> strongly doubt that this company runs their own weather stations or meteorological models. Their only recurring cost is API access to the companies that provide weather data
No. But I'd suspect a tabula rasa approach to weather–particularly given it hasn't been rolled out globally in one go–incorporates satellite data, local measurements, et cetera.
Again, that may not take constant subscriprtion. But it does take constant expert monitoring and awareness.
> Considering that there are many free weather APIs
If you're a glorified viewport into these APIs' data, you may be able to stick with their most-static data and fire and forget. In reality, what those outputs mean change as the models and techniques evolve. There are new APIs with new data constantly coming out, and they're often adding connectors.
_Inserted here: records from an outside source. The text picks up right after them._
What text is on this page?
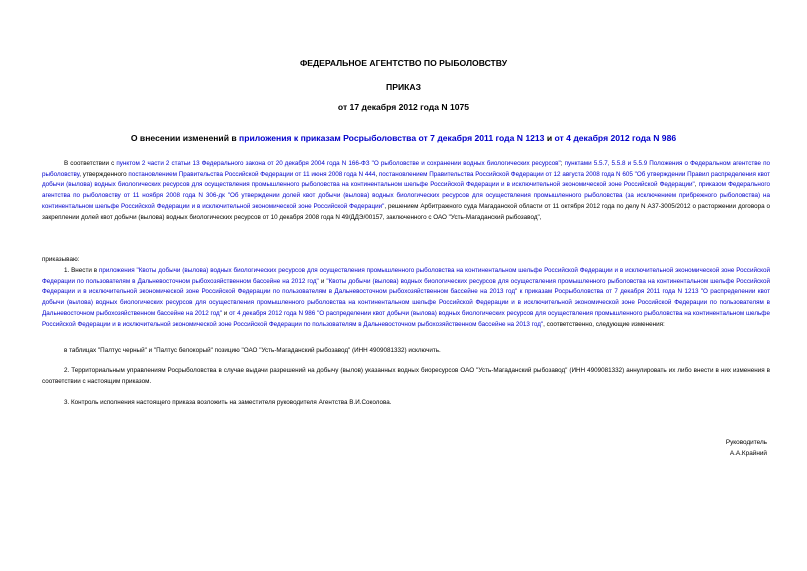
ФЕДЕРАЛЬНОЕ АГЕНТСТВО ПО РЫБОЛОВСТВУ
ПРИКАЗ
от 17 декабря 2012 года N 1075
О внесении изменений в приложения к приказам Росрыболовства от 7 декабря 2011 года N 1213 и от 4 декабря 2012 года N 986
В соответствии с пунктом 2 части 2 статьи 13 Федерального закона от 20 декабря 2004 года N 166-ФЗ "О рыболовстве и сохранении водных биологических ресурсов"; пунктами 5.5.7, 5.5.8 и 5.5.9 Положения о Федеральном агентстве по рыболовству, утвержденного постановлением Правительства Российской Федерации от 11 июня 2008 года N 444, постановлением Правительства Российской Федерации от 12 августа 2008 года N 605 "Об утверждении Правил распределения квот добычи (вылова) водных биологических ресурсов для осуществления промышленного рыболовства на континентальном шельфе Российской Федерации и в исключительной экономической зоне Российской Федерации", приказом Федерального агентства по рыболовству от 11 ноября 2008 года N 306-дк "Об утверждении долей квот добычи (вылова) водных биологических ресурсов для осуществления промышленного рыболовства (за исключением прибрежного рыболовства) на континентальном шельфе Российской Федерации и в исключительной экономической зоне Российской Федерации", решением Арбитражного суда Магаданской области от 11 октября 2012 года по делу N А37-3005/2012 о расторжении договора о закреплении долей квот добычи (вылова) водных биологических ресурсов от 10 декабря 2008 года N 49/ДДЭ/00157, заключенного с ОАО "Усть-Магаданский рыбозавод",
приказываю:
1. Внести в приложения "Квоты добычи (вылова) водных биологических ресурсов для осуществления промышленного рыболовства на континентальном шельфе Российской Федерации и в исключительной экономической зоне Российской Федерации по пользователям в Дальневосточном рыбохозяйственном бассейне на 2012 год" и "Квоты добычи (вылова) водных биологических ресурсов для осуществления промышленного рыболовства на континентальном шельфе Российской Федерации и в исключительной экономической зоне Российской Федерации по пользователям в Дальневосточном рыбохозяйственном бассейне на 2013 год" к приказам Росрыболовства от 7 декабря 2011 года N 1213 "О распределении квот добычи (вылова) водных биологических ресурсов для осуществления промышленного рыболовства на континентальном шельфе Российской Федерации и в исключительной экономической зоне Российской Федерации по пользователям в Дальневосточном рыбохозяйственном бассейне на 2012 год" и от 4 декабря 2012 года N 986 "О распределении квот добычи (вылова) водных биологических ресурсов для осуществления промышленного рыболовства на континентальном шельфе Российской Федерации и в исключительной экономической зоне Российской Федерации по пользователям в Дальневосточном рыбохозяйственном бассейне на 2013 год", соответственно, следующие изменения:
в таблицах "Палтус черный" и "Палтус белокорый" позицию "ОАО "Усть-Магаданский рыбозавод" (ИНН 4909081332) исключить.
2. Территориальным управлениям Росрыболовства в случае выдачи разрешений на добычу (вылов) указанных водных биоресурсов ОАО "Усть-Магаданский рыбозавод" (ИНН 4909081332) аннулировать их либо внести в них изменения в соответствии с настоящим приказом.
3. Контроль исполнения настоящего приказа возложить на заместителя руководителя Агентства В.И.Соколова.
Руководитель
А.А.Крайний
> a weather app shouldn't have large maintenance costs that couldn't be covered by a one-time payment
The only way I see this working is if the user is explicitly aware the app can break at any time if one of the APIs change anything, which they often do, and that this may not cause any obvious failures, just a decay in the app's accuracy or usefulness.
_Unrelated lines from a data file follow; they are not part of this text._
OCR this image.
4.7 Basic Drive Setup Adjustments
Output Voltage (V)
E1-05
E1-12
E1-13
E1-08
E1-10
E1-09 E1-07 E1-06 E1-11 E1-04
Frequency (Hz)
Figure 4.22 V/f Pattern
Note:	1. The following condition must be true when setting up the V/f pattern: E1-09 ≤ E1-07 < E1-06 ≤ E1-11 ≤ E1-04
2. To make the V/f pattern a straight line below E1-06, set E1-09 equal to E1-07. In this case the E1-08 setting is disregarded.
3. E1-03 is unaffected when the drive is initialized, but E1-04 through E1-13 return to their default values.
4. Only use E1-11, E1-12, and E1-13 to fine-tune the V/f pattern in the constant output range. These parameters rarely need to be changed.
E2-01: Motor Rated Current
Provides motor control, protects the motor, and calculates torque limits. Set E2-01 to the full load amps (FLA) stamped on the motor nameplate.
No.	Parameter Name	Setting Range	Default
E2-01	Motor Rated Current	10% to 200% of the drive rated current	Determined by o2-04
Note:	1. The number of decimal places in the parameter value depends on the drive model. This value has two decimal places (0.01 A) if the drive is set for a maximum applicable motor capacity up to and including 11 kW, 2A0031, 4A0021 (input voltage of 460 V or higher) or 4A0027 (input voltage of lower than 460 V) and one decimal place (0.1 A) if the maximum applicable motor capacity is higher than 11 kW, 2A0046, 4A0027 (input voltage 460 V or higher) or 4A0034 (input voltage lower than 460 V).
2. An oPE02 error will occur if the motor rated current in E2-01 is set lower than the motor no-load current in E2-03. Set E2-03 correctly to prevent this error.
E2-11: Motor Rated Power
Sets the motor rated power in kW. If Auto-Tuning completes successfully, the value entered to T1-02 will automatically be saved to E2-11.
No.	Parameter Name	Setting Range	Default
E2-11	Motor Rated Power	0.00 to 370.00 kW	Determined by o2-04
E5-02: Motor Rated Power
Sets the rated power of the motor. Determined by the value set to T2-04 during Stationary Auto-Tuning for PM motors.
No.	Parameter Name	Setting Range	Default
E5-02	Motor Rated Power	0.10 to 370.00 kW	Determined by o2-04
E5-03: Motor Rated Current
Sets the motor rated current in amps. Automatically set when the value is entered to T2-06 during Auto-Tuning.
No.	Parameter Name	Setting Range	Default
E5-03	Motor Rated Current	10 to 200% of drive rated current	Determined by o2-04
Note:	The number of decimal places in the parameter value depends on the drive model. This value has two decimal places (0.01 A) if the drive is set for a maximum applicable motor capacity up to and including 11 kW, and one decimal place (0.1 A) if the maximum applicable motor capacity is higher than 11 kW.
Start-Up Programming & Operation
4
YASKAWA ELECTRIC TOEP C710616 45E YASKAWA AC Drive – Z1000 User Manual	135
> No. But I'd suspect a tabula rasa approach to weather–particularly given it hasn't been rolled out globally in one go–incorporates satellite data, local measurements, et cetera.
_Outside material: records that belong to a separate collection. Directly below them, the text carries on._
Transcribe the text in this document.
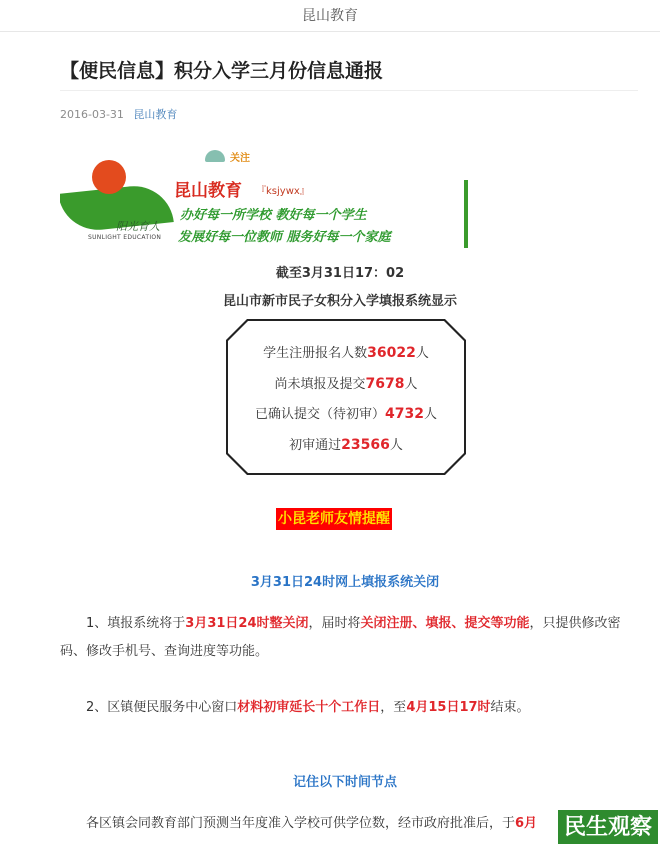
昆山教育
【便民信息】积分入学三月份信息通报
2016-03-31 昆山教育
阳光育人
SUNLIGHT EDUCATION
关注
昆山教育 『ksjywx』
办好每一所学校 教好每一个学生
发展好每一位教师 服务好每一个家庭
截至3月31日17：02
昆山市新市民子女积分入学填报系统显示
学生注册报名人数36022人
尚未填报及提交7678人
已确认提交（待初审）4732人
初审通过23566人
小昆老师友情提醒
3月31日24时网上填报系统关闭

1、填报系统将于3月31日24时整关闭，届时将关闭注册、填报、提交等功能，只提供修改密码、修改手机号、查询进度等功能。

2、区镇便民服务中心窗口材料初审延长十个工作日，至4月15日17时结束。

记住以下时间节点

各区镇会同教育部门预测当年度准入学校可供学位数，经市政府批准后，于6月	民生观察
There most likely won't ever be such an effort - even in companies that are targeting verticalization of the "weather supply chain" (proprietary observations + models + decision support tools) - if only because it would be utterly foolish to exclude the vast amounts of data collected by government agencies and the wide variety of players in the weather enterprise. At best, verticalized weather companies can produce niche value over baseline from the single modality of proprietary data they collect.
The infrastructure for observing and forecasting the weather is incredibly sophisticated, and has been evolving for about 150 years at this point. The quality of contemporary numerical weather prediction likely doesn't leave much headroom towards the threshold of fundamental physical limitations on predictability. This is why there are groans and eye rolls from the weather community each time a new player steps forward with yet-another-AI-model-trained-on-ERA5-reanalysis and boasts some comically small improvement in average forecast skill.
With all that being said, there's likely an exciting frontier opening up as the AI models push towards encompassing data assimilation. But the applications that start to become extremely interesting there won't have any noticeable impact on average forecast quality for your typical weather app.